Many things contribute to climate change, including emissions from oil and gas operations. With Alberta at the heart of Canada’s oil and gas sector, we are collaborating with the Government of Alberta to protect our environment by reducing methane emissions.
When the Government of Alberta announced its Climate Leadership Plan in 2015, we were tasked with developing requirements to reduce methane emissions from upstream oil and gas operations by 45 per cent (relative to 2014 levels) by 2025.
What is methane?
Methane is a colourless, odourless, flammable greenhouse gas. It is the main constituent of natural gas. The global warming potential of methane is significant—it is estimated to be 25 times greater than that of carbon dioxide over a 100-year period.
In Alberta, the oil and gas industry is the largest source of methane emissions—in 2014 it accounted for 70 per cent of province’s methane emissions.
Approach to Methane Reduction
To meet the goal set out by the Government of Alberta, we developed regulatory requirements within Directive 060: Upstream Petroleum Industry Flaring, Incinerating, and Venting, and Directive 017: Measurement Requirements for Oil and Gas Operations. Please note the public comment period for the draft requirements is now closed.
The requirements address the primary sources of methane emissions from Alberta’s upstream oil and gas industry: fugitive emissions and venting, which includes emissions from compressors, pneumatic devices, and glycol dehydrators. The requirements also focus on improved measurement, monitoring, and reporting of methane emissions.
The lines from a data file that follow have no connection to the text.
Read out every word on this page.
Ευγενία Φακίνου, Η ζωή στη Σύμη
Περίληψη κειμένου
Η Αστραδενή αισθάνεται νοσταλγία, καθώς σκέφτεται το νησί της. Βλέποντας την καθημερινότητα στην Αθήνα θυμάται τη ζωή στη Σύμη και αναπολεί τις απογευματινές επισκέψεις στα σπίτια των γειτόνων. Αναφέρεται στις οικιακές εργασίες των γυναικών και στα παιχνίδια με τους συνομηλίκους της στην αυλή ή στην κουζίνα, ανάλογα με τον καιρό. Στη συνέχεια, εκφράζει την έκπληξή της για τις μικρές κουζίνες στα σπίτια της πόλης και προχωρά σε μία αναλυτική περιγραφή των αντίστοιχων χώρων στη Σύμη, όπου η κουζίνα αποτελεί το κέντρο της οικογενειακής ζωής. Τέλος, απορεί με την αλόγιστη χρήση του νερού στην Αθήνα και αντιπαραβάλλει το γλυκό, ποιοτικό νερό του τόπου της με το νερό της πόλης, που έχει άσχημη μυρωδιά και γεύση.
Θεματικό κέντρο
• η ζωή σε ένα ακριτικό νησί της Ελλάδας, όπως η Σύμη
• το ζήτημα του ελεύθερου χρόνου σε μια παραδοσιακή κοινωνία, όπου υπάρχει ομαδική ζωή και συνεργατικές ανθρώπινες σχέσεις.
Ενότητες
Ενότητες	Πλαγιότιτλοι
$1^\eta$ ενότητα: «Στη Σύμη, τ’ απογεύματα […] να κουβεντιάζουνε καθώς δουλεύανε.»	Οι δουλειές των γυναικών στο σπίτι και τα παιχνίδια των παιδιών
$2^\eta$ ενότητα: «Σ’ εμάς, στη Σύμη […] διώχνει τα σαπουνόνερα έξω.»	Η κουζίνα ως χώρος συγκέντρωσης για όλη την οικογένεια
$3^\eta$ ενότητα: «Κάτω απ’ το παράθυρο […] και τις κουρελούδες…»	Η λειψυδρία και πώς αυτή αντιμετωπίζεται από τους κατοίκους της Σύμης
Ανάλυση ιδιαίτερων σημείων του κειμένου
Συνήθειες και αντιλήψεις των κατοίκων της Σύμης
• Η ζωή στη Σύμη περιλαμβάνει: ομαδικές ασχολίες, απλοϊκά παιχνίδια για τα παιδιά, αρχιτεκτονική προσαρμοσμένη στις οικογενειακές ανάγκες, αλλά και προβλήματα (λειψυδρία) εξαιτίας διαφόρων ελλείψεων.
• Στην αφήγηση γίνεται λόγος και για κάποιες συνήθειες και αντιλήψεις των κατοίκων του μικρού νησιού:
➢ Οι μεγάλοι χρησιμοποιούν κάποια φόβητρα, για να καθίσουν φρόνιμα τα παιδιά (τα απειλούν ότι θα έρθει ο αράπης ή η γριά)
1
While we authored the draft requirements, the Government of Alberta played a key role by setting the policy direction.
How the Requirements Were Developed
Helpful background information about the draft requirements can be found on the Reports and Studies page.
Alongside the Government of Alberta, we held multistakeholder committee meetings to develop options to inform the draft methane reduction requirements. The committees had representatives from environmental nongovernment organizations, the oil and gas industry, and technology groups.